Nur dass diese Nischen schon von Insekten, Reptilien und Amphibien besetzt waren. Die kleinen Kaltblütler verbargen sich vor der Hitze der Sonne und der Kälte der Nacht unter Steinen und im Schatten von Bäumen und Kakteen. Selbst in einer Handvoll Erdreich fand man heute winzige, perfekt modellierte Abkömmlinge von Fröschen, Lurchen und Schlangen – und sogar die unverwüstlichen Krokodile. Es gab winzige Lungenfische, silbrige kleine Kreaturen, die sich ans Landleben angepasst hatten, als die Binnengewässer austrockneten. Dieser größte Kontinent aller Zeiten wurde von den kleinsten Tieren aller Zeiten bewohnt.

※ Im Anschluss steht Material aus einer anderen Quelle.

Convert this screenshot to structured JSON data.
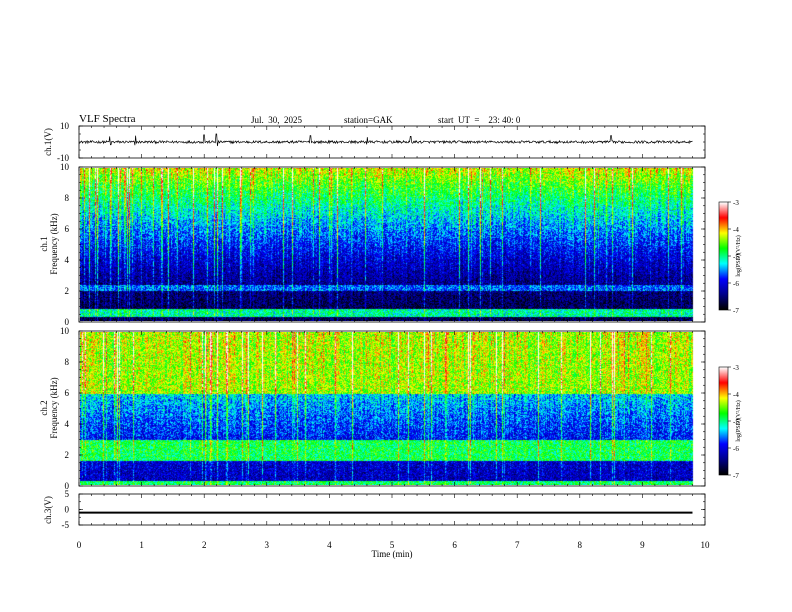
{
  "header": {
    "title": "VLF  Spectra",
    "date": "Jul.  30,  2025",
    "station": "station=GAK",
    "start": "start  UT  =    23: 40: 0"
  },
  "chart_data": [
    {
      "type": "line",
      "name": "ch1-waveform",
      "ylabel": "ch.1(V)",
      "ylim": [
        -10,
        10
      ],
      "yticks": [
        "10",
        "-10"
      ],
      "baseline": 0.0,
      "spike_times_min": [
        0.5,
        0.9,
        2.0,
        2.2,
        3.7,
        4.6,
        5.3,
        8.5
      ],
      "spike_values": [
        3.5,
        4.0,
        4.5,
        5.0,
        4.0,
        3.0,
        3.5,
        4.0
      ]
    },
    {
      "type": "heatmap",
      "name": "ch1-spectrogram",
      "ylabel": "ch.1\nFrequency (kHz)",
      "ylim": [
        0,
        10
      ],
      "yticks": [
        "0",
        "2",
        "4",
        "6",
        "8",
        "10"
      ],
      "xlim": [
        0,
        10
      ],
      "data_extent_min": 9.8,
      "colorbar": {
        "label": "log(PSD)(V²/Hz)",
        "range": [
          -7,
          -3
        ],
        "ticks": [
          "-3",
          "-4",
          "-5",
          "-6",
          "-7"
        ]
      },
      "band_khz": [
        [
          2.0,
          2.4,
          -5.8
        ],
        [
          0.3,
          0.8,
          -5.2
        ]
      ],
      "floor_log_psd": -6.8,
      "top_log_psd": -4.5
    },
    {
      "type": "heatmap",
      "name": "ch2-spectrogram",
      "ylabel": "ch.2\nFrequency (kHz)",
      "ylim": [
        0,
        10
      ],
      "yticks": [
        "0",
        "2",
        "4",
        "6",
        "8",
        "10"
      ],
      "xlim": [
        0,
        10
      ],
      "data_extent_min": 9.8,
      "colorbar": {
        "label": "log(PSD)(V²/Hz)",
        "range": [
          -7,
          -3
        ],
        "ticks": [
          "-3",
          "-4",
          "-5",
          "-6",
          "-7"
        ]
      },
      "band_khz": [
        [
          1.6,
          3.0,
          -5.0
        ],
        [
          6.0,
          10.0,
          -4.6
        ],
        [
          0.0,
          0.3,
          -5.0
        ]
      ],
      "floor_log_psd": -6.3,
      "top_log_psd": -4.6
    },
    {
      "type": "line",
      "name": "ch3-waveform",
      "ylabel": "ch.3(V)",
      "ylim": [
        -5,
        5
      ],
      "yticks": [
        "5",
        "0",
        "-5"
      ],
      "baseline": -1.0
    }
  ],
  "xaxis": {
    "label": "Time  (min)",
    "ticks": [
      "0",
      "1",
      "2",
      "3",
      "4",
      "5",
      "6",
      "7",
      "8",
      "9",
      "10"
    ],
    "range": [
      0,
      10
    ]
  },
  "colors": {
    "background": "#ffffff",
    "axes": "#000000",
    "colormap": [
      "#000000",
      "#00008b",
      "#0000ff",
      "#00ffff",
      "#00ff00",
      "#ffff00",
      "#ff0000",
      "#ffffff"
    ]
  }
}
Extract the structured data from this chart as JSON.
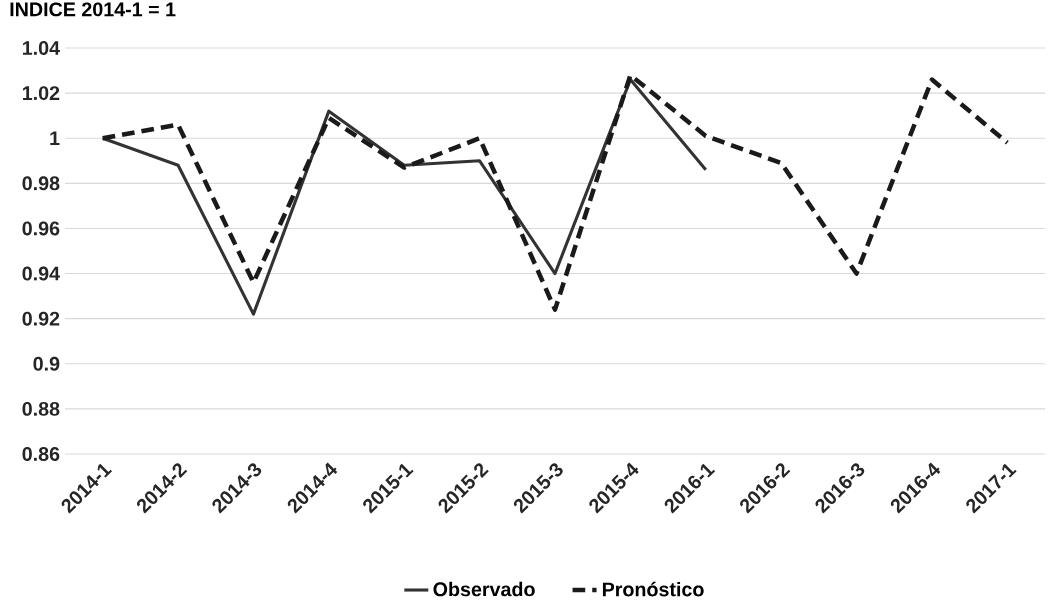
{
  "chart_data": {
    "type": "line",
    "title": "INDICE 2014-1 = 1",
    "categories": [
      "2014-1",
      "2014-2",
      "2014-3",
      "2014-4",
      "2015-1",
      "2015-2",
      "2015-3",
      "2015-4",
      "2016-1",
      "2016-2",
      "2016-3",
      "2016-4",
      "2017-1"
    ],
    "series": [
      {
        "name": "Observado",
        "color": "#333333",
        "line_style": "solid",
        "values": [
          1.0,
          0.988,
          0.922,
          1.012,
          0.988,
          0.99,
          0.94,
          1.026,
          0.986,
          null,
          null,
          null,
          null
        ]
      },
      {
        "name": "Pronóstico",
        "color": "#1a1a1a",
        "line_style": "dashed",
        "values": [
          1.0,
          1.006,
          0.936,
          1.009,
          0.987,
          1.0,
          0.924,
          1.028,
          1.001,
          0.989,
          0.94,
          1.026,
          0.998
        ]
      }
    ],
    "ylim": [
      0.86,
      1.04
    ],
    "yticks": [
      0.86,
      0.88,
      0.9,
      0.92,
      0.94,
      0.96,
      0.98,
      1,
      1.02,
      1.04
    ],
    "grid": "y",
    "legend": "bottom",
    "marker": "none"
  }
}
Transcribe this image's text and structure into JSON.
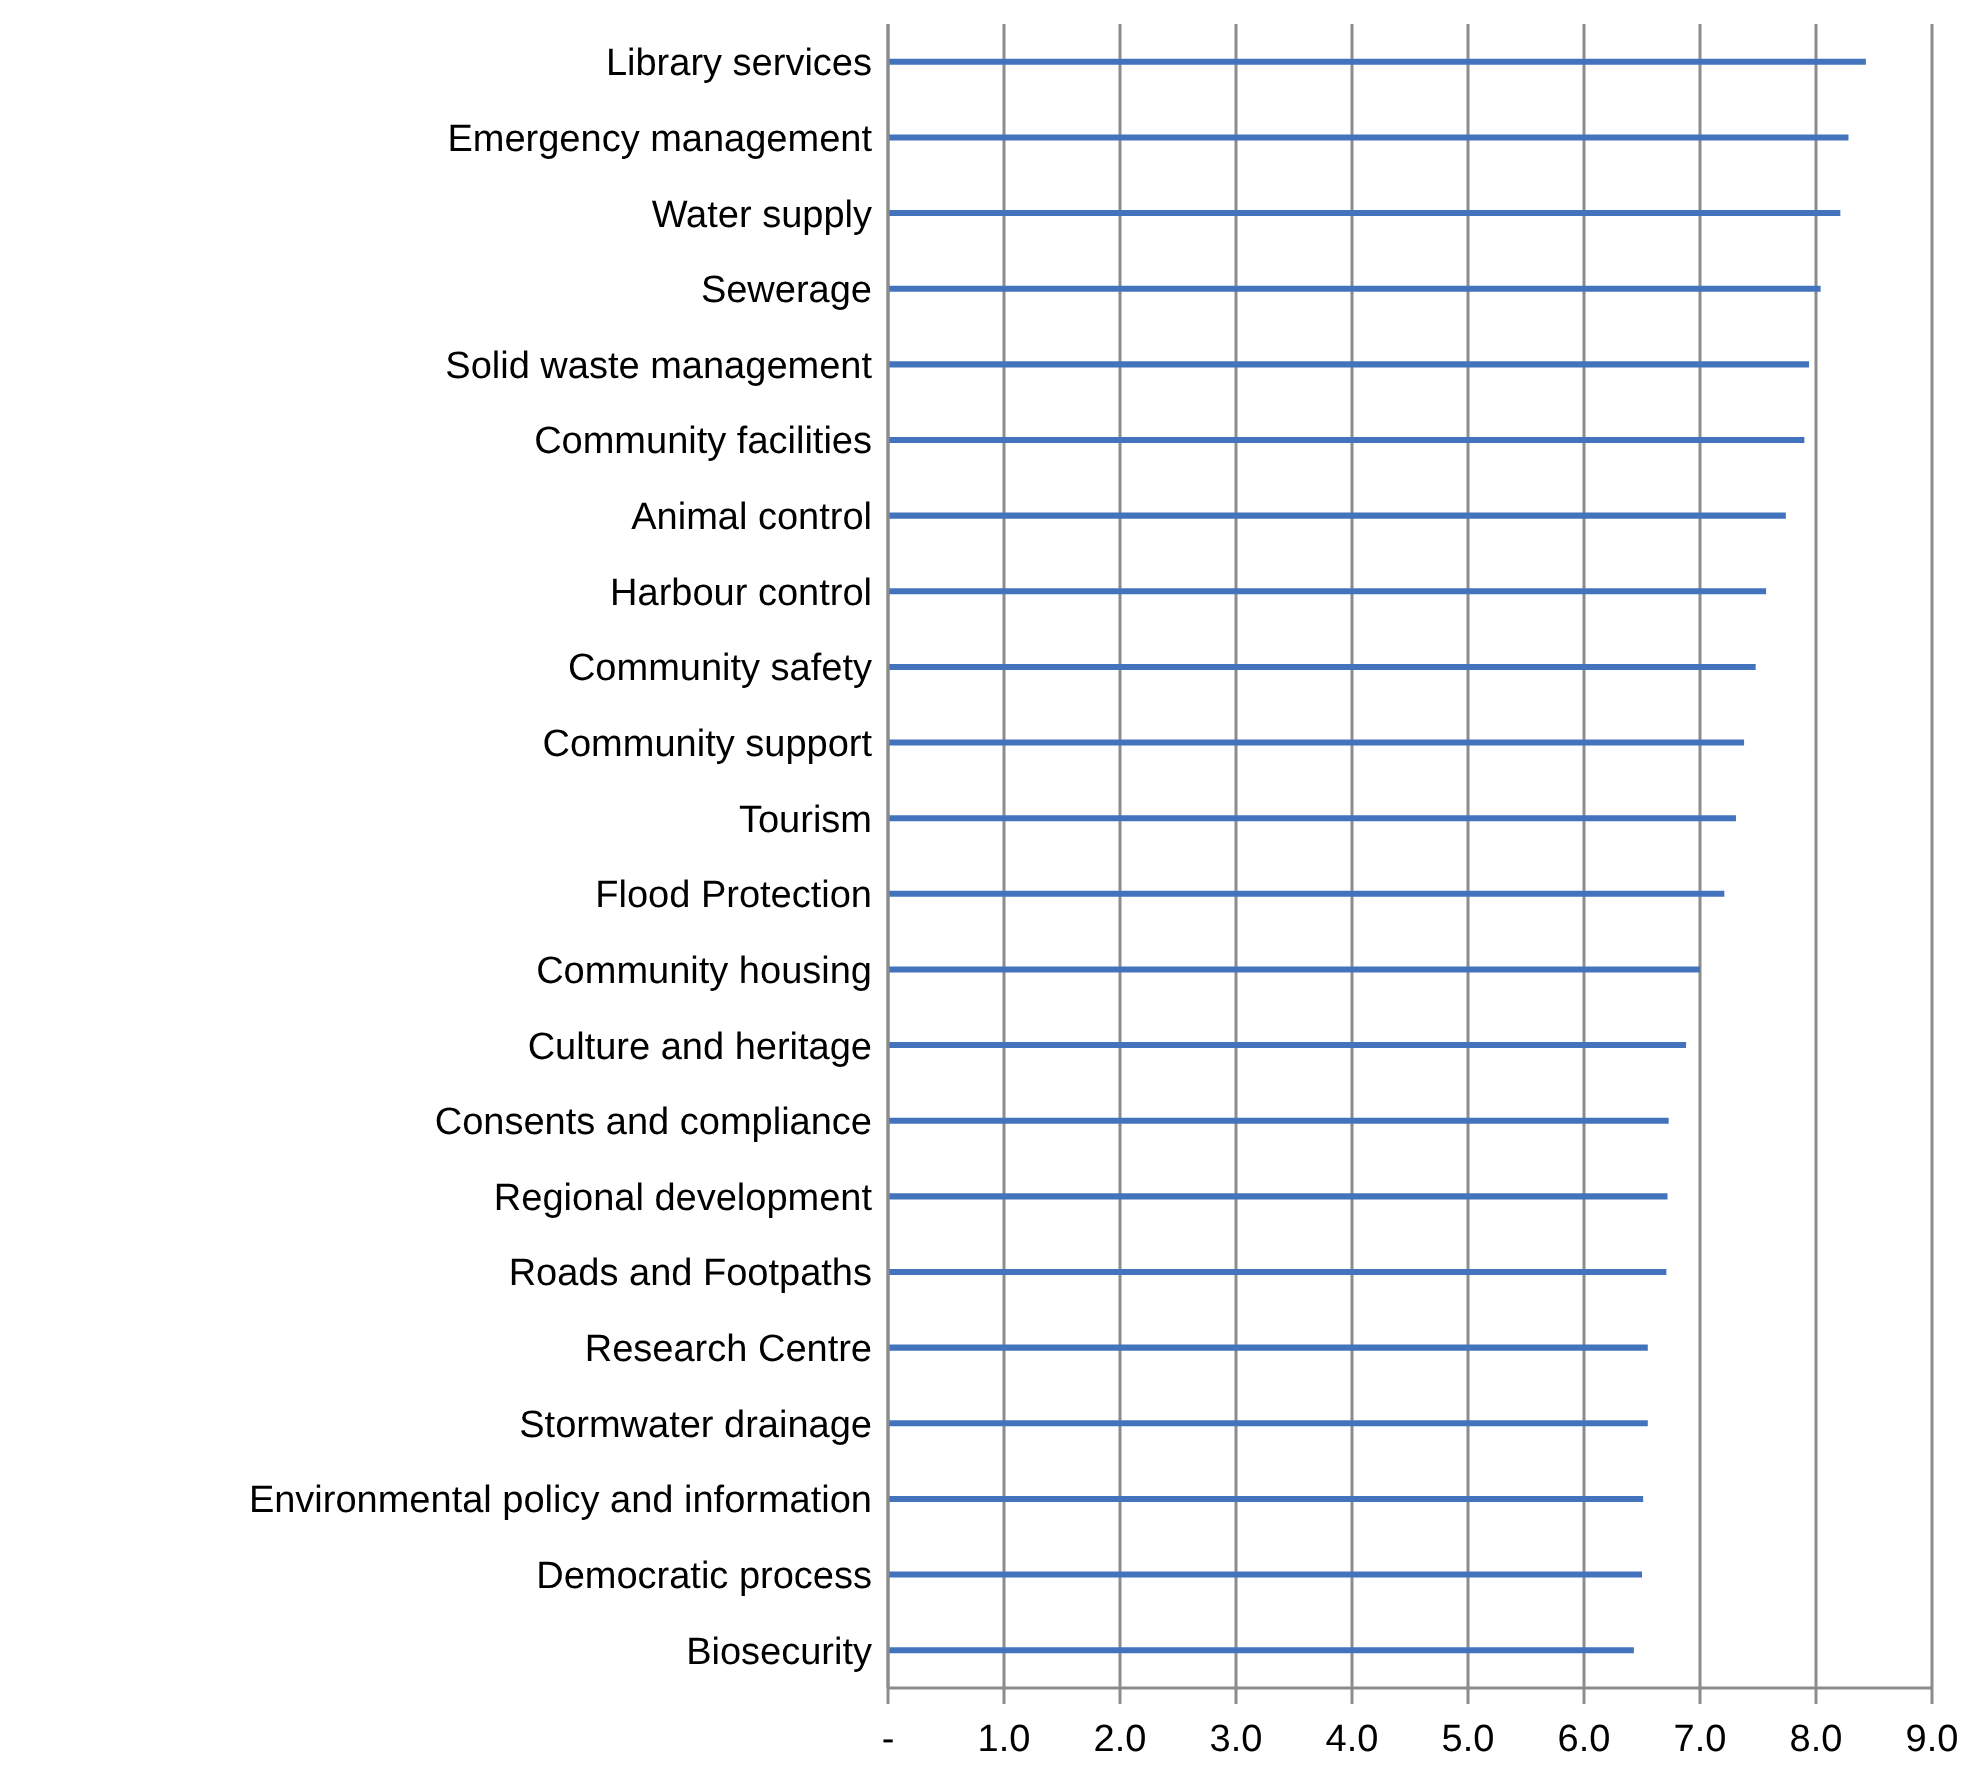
{
  "chart_data": {
    "type": "bar",
    "orientation": "horizontal",
    "categories": [
      "Library services",
      "Emergency management",
      "Water supply",
      "Sewerage",
      "Solid waste management",
      "Community facilities",
      "Animal control",
      "Harbour control",
      "Community safety",
      "Community support",
      "Tourism",
      "Flood Protection",
      "Community housing",
      "Culture and heritage",
      "Consents and compliance",
      "Regional development",
      "Roads and Footpaths",
      "Research Centre",
      "Stormwater drainage",
      "Environmental policy and information",
      "Democratic process",
      "Biosecurity"
    ],
    "values": [
      8.43,
      8.28,
      8.21,
      8.04,
      7.94,
      7.9,
      7.74,
      7.57,
      7.48,
      7.38,
      7.31,
      7.21,
      7.0,
      6.88,
      6.73,
      6.72,
      6.71,
      6.55,
      6.55,
      6.51,
      6.5,
      6.43
    ],
    "color": "#4473be",
    "xlim": [
      0,
      9
    ],
    "xticks": [
      {
        "value": 0,
        "label": "-"
      },
      {
        "value": 1,
        "label": "1.0"
      },
      {
        "value": 2,
        "label": "2.0"
      },
      {
        "value": 3,
        "label": "3.0"
      },
      {
        "value": 4,
        "label": "4.0"
      },
      {
        "value": 5,
        "label": "5.0"
      },
      {
        "value": 6,
        "label": "6.0"
      },
      {
        "value": 7,
        "label": "7.0"
      },
      {
        "value": 8,
        "label": "8.0"
      },
      {
        "value": 9,
        "label": "9.0"
      }
    ],
    "grid": "x"
  }
}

Ohne die Unterstützung des Baums hätten so große, warmblütige Säugetiere wie Ultimas Leute nie so lang zu überleben vermocht. Sie waren wie Relikte aus früheren Zeiten und waren in dieser kargen Umwelt fehl am Platz. Als die Erde sich immer mehr erwärmte und austrocknete, schrumpften auch die Baum basierten Gemeinschaften und starben eine nach der anderen ab. Aber sie hielten noch immer die Stellung – genauso wie Ultima, das letzte Glied in einer Kette, die sich nun über hundert Millionen Generationen bis zu Purga selbst zurückerstreckte und in die noch tiefere Vergangenheit hinter ihr.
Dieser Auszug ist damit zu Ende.